La France, ayant connu—après toutes les gloires et toutes les magnificences—toutes les amertumes et tous les désenchantements, contemplait tristement le long et mélancolique crépuscule du roi-soleil.
Tenue depuis des années dans une atmosphère d'ennui pesant par le vieux monarque et la vieille dame au visage pincé, elle eut comme un poids de moins sur la poitrine lorsqu'elle vit Louis dans son caveau de Saint-Denis et Mme de Maintenon réfugiée à Saint-Cyr, et du jour au lendemain, il y eut une explosion: toute la jeunesse comprimée, toute la frivolité rentrée, toutes les aspirations au plaisir sortirent et le grand coup de folie de la Régence commença.
Le fringant XVIIIe siècle, tenu sous la férule de ce vieux XVIIe grondeur et impotent qui ne voulait pas finir, allait soudain comme un jeune page émancipé s'en donner jusque-là et jeter sa perruque bien haut par-dessus tous les moulins.
La mode que les moralistes disent fille de la frivolité, inventa pour faire honneur à sa mère mille folies nouvelles et comme ce n'était pas assez, on reprit parmi les anciennes ce qu'il y avait d'assez oublié pour paraître délicieux.
La caractéristique de la mode au XVIIIe siècle, dès la Régence, c'est l'ampleur, le retour aux considérables envergures des jupes du temps de Henri III, c'est-à-dire au vertugadin, avec toutes ses conséquences, l'ampleur des manches et l'ascension des coiffures qu'on sera bientôt amené à exagérer en vertu d'une loi d'équilibre et d'harmonie!

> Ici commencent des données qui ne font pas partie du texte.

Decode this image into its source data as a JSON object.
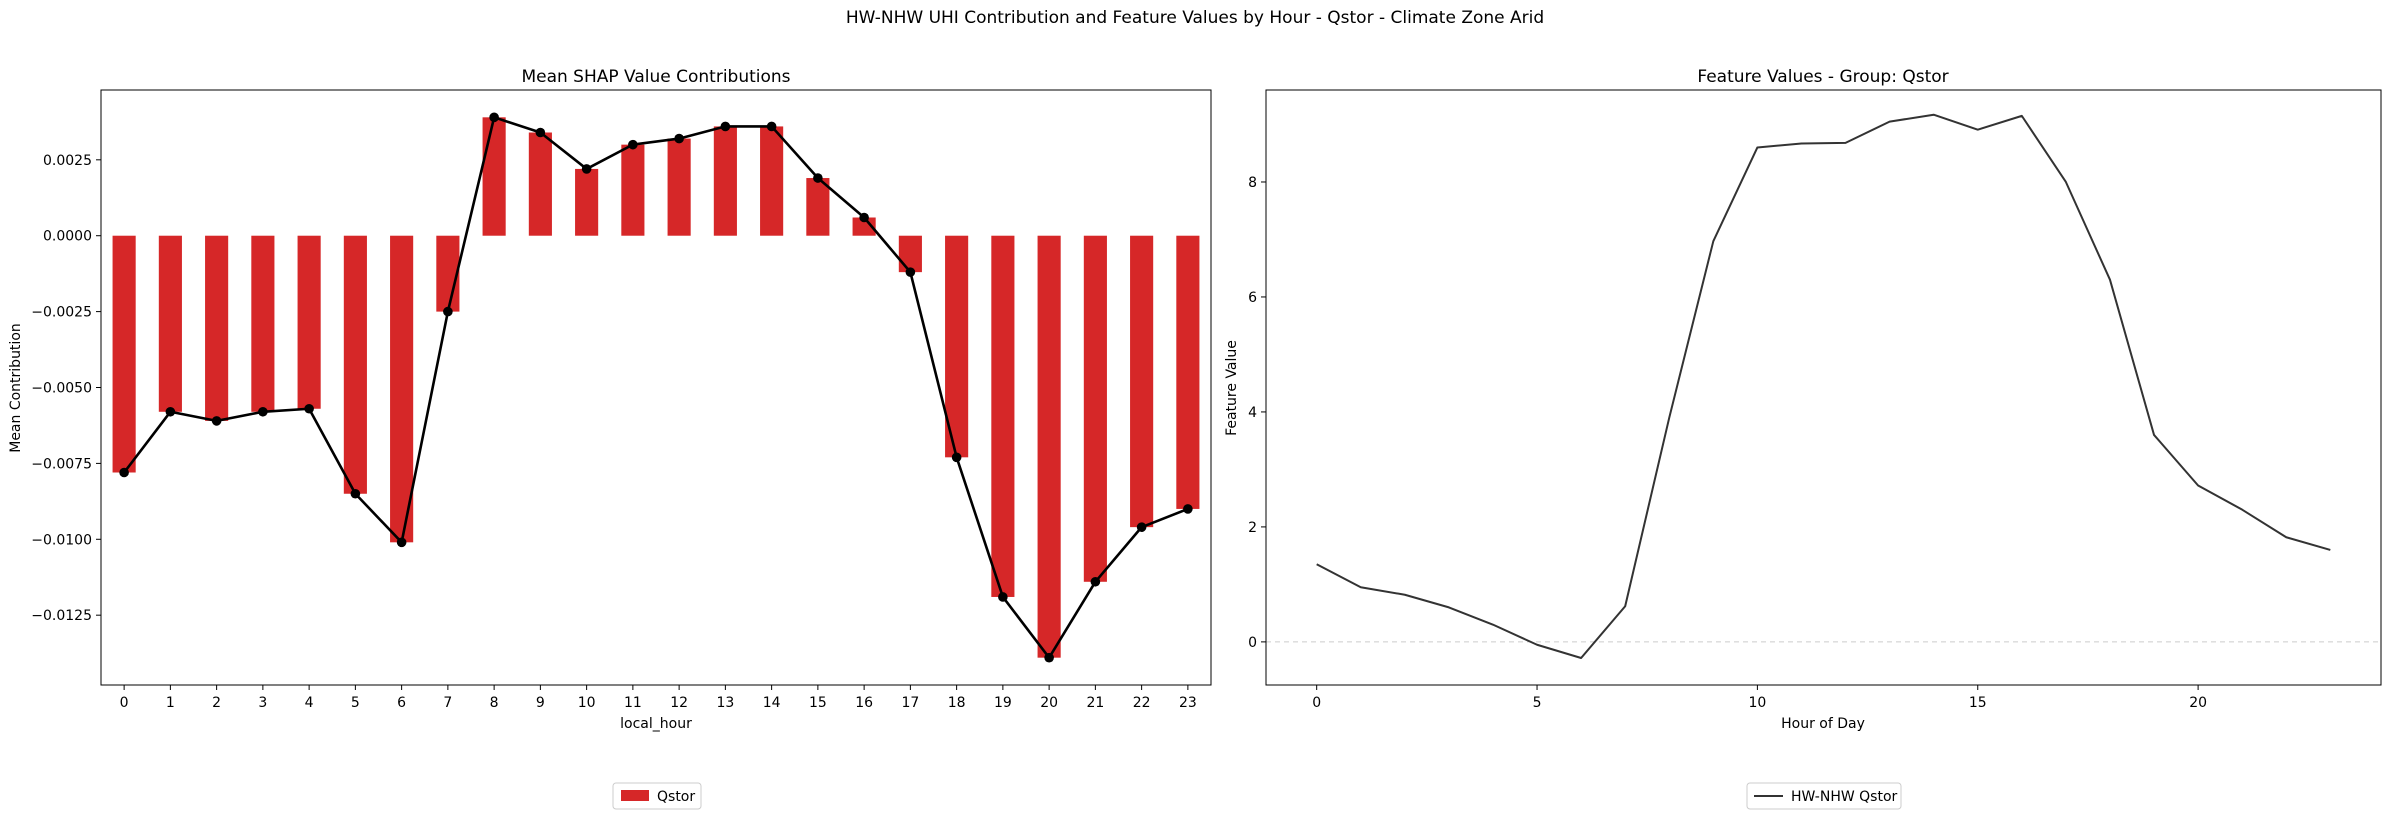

Sous Henri III, ce sont les fraises qui montent et mettent la tête dans un grandissime cornet; sous Louis XV et Louis XVI, c'est la coiffure qui se fait monumentale.
Les vertugadins reparaissent sous le nom de paniers. Ils viennent de l'autre côté de la Manche. Ce sont deux dames anglaises qui les apportent à Paris et les exhibent au jardin des Tuileries.